Мессариец постарался дышать ртом: отвратительный мускусный запах, исходящий от его спутника, угнетал сильнее, чем вонь разлитых по улице помоев.
И нравятся же кому-то такие люди! Лу, помнится, говорила, что второго дня даже декурион из городской стражи заглядывал…
— Он там.
Фаальт прижался еще крепче, и мессарийца чуть не вырвало.

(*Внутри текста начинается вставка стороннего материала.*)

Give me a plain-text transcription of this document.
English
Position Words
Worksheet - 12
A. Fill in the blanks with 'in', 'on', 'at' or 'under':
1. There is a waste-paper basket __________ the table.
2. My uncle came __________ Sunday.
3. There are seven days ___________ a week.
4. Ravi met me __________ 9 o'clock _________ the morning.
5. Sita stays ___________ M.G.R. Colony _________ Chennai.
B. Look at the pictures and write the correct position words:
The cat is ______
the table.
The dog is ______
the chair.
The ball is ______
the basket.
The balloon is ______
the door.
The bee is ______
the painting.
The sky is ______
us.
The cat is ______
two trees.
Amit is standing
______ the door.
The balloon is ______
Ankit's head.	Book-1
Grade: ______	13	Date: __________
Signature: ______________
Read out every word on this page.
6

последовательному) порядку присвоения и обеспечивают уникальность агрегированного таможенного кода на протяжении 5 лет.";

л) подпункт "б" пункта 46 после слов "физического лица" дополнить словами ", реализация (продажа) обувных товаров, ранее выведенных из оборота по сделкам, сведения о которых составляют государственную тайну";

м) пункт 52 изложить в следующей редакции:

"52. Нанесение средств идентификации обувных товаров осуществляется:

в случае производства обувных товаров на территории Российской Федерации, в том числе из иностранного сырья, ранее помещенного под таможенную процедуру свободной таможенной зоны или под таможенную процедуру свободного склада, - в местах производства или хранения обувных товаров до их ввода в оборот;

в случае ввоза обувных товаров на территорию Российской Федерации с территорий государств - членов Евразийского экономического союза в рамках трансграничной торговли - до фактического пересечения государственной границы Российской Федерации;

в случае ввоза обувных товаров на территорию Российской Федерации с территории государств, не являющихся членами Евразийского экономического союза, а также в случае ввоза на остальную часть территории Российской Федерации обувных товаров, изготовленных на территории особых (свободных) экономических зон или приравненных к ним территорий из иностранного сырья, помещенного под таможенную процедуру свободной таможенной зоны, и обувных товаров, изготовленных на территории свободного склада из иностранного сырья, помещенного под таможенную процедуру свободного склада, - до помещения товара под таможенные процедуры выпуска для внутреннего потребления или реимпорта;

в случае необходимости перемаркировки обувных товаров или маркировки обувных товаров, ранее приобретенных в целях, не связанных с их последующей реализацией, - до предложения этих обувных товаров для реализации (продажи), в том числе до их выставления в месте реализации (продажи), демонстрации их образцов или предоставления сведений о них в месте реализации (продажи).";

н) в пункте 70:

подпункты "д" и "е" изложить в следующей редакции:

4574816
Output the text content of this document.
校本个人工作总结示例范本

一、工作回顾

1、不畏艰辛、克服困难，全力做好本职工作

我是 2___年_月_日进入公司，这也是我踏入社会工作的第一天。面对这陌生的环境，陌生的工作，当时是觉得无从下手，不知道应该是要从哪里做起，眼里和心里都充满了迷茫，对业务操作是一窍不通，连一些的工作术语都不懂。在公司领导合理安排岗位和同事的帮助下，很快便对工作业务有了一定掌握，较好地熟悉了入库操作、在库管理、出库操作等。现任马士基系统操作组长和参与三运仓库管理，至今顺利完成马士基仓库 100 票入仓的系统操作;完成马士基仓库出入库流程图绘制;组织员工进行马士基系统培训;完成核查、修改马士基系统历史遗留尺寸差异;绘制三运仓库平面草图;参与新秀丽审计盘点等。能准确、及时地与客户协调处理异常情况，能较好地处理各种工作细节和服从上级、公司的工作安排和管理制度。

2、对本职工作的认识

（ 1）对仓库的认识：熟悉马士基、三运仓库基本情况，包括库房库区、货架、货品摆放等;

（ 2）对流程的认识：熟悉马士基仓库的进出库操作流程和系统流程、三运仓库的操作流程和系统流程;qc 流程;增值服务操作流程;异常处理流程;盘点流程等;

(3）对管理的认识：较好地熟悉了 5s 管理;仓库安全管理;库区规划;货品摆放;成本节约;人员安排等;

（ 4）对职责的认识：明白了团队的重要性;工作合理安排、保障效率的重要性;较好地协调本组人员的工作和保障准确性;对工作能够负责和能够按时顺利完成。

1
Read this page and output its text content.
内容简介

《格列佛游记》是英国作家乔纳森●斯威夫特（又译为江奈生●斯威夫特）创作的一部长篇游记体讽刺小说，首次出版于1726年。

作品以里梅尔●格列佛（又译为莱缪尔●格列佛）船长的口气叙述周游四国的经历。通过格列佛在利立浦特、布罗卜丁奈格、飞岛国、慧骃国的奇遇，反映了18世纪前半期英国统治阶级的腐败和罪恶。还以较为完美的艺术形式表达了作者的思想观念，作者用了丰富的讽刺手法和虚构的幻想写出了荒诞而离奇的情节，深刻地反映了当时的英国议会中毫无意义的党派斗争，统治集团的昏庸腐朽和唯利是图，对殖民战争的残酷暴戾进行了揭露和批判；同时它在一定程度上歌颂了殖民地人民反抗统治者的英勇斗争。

Прямо на облезлого, покрытого лишаями кота, возмущенно взиравшего на них из-под стены хибары.
И почему убийц вечно тянет в такие места?! Ведь денег у них должно быть — как гальки в Шетахе. Во дворцах жить могли бы…
Сквозь закрытые ставни пробивался свет.
— Дальше — сам. — Голос Фаальта сорвался, и шепот получился больше похож на выкрик.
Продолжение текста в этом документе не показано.